Integrated Circuit

The present application claims priority pursuant to 35 U.S.C. § 119 from Japanese patent application numbers Nos. 2024-079215 and 2024-114349, filed May 15, 2024, and Jul. 17, 2024, respectively, of which full contents are incorporated herein by reference.

The present disclosure relates to an integrated circuit.

As a method of detecting a load current of a transistor that drives a load, known is a method of detecting the current of a so-called sense transistor that passes a current corresponding to the load current (for example, Japanese patent application publication No. 2017-037493).

In general, the size ratio between a sense transistor and a transistor that drives a load (hereinafter, referred to as main transistor) is determined such that the current flowing through the sense transistor and the current flowing through the main transistor is a predetermined ratio.
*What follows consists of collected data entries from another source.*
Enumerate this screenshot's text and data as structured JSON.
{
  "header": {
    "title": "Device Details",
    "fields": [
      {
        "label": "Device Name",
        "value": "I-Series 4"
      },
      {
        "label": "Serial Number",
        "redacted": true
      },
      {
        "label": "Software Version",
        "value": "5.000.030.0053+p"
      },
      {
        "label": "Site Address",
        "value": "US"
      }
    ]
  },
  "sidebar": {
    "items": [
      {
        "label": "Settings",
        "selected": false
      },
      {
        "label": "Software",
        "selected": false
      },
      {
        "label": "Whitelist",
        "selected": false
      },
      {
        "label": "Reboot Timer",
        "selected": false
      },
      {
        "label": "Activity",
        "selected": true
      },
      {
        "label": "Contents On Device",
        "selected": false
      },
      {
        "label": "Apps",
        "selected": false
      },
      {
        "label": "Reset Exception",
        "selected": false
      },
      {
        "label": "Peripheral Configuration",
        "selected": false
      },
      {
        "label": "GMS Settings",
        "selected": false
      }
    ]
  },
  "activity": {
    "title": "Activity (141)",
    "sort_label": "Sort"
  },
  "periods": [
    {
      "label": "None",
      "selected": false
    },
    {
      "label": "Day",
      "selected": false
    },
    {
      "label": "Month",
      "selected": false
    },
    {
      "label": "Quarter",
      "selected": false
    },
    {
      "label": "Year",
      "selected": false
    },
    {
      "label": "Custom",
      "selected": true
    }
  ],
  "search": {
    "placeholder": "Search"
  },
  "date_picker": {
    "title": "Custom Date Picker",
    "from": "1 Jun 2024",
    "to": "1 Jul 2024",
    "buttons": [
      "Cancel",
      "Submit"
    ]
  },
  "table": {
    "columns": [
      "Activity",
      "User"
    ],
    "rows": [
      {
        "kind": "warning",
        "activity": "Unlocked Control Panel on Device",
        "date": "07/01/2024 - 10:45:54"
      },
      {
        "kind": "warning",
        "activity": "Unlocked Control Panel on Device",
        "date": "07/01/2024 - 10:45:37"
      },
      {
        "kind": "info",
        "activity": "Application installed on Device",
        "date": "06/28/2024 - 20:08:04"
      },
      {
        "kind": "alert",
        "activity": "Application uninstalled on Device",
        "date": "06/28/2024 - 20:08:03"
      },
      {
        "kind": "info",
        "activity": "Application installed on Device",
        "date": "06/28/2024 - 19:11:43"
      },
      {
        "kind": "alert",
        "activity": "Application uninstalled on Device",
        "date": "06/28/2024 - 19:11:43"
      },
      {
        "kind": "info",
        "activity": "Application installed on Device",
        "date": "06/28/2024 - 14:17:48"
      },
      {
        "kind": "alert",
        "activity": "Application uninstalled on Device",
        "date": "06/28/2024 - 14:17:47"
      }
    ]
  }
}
However, if the size ratio between the sense transistor and the main transistor is affected by manufacturing variations, thereby deviating from a desired size ratio, the ratio between the current from the sense transistor and the drive current of the main transistor may deviate from a desired ratio.

An aspect of the present disclosure is an integrated circuit, comprising: a first transistor having an electrode on a high potential side thereof to receive a predetermined voltage, a control electrode to receive a control voltage, and an electrode on a low potential side thereof, the first transistor being configured to send a first current to a load connected to the integrated circuit; a second transistor having an electrode on a high potential side thereof to receive the predetermined voltage, a control electrode to receive the control voltage, and an electrode on a low potential side thereof, the second transistor being configured to send a second current corresponding to the first current; a third transistor connected between the electrode on the low potential side of the second transistor and a predetermined line; an operational amplifier configured to control the third transistor such that a voltage at the electrode on the low potential side of the first transistor and a voltage at the electrode on the low potential side of the second transistor are equal; and a subtractor circuit configured to, in response to a first condition being satisfied, send a third current to a ground, the third current being a part of the second current.

Another aspect of the present disclosure is an integrated circuit, comprising: a first transistor having an electrode on a high potential side thereof to receive a predetermined voltage, and a control electrode to receive a control voltage, and an electrode on a low potential side thereof, the first transistor being configured to send a first current to a load connected to the integrated circuit; a second transistor having an electrode on a high potential side thereof to receive the predetermined voltage, a control electrode to receive the control voltage, and an electrode on a low potential side thereof, the second transistor being configured to send a second current corresponding to the first current; a third transistor connected between the electrode on the low potential side of the second transistor and a predetermined line; an operational amplifier configured to control the third transistor such that a voltage at the electrode on the low potential side of the first transistor and a voltage at the electrode on the low potential side of the second transistor are equal; and an adder circuit configured to add a fourth current to the second current, in response to a predetermined condition being satisfied.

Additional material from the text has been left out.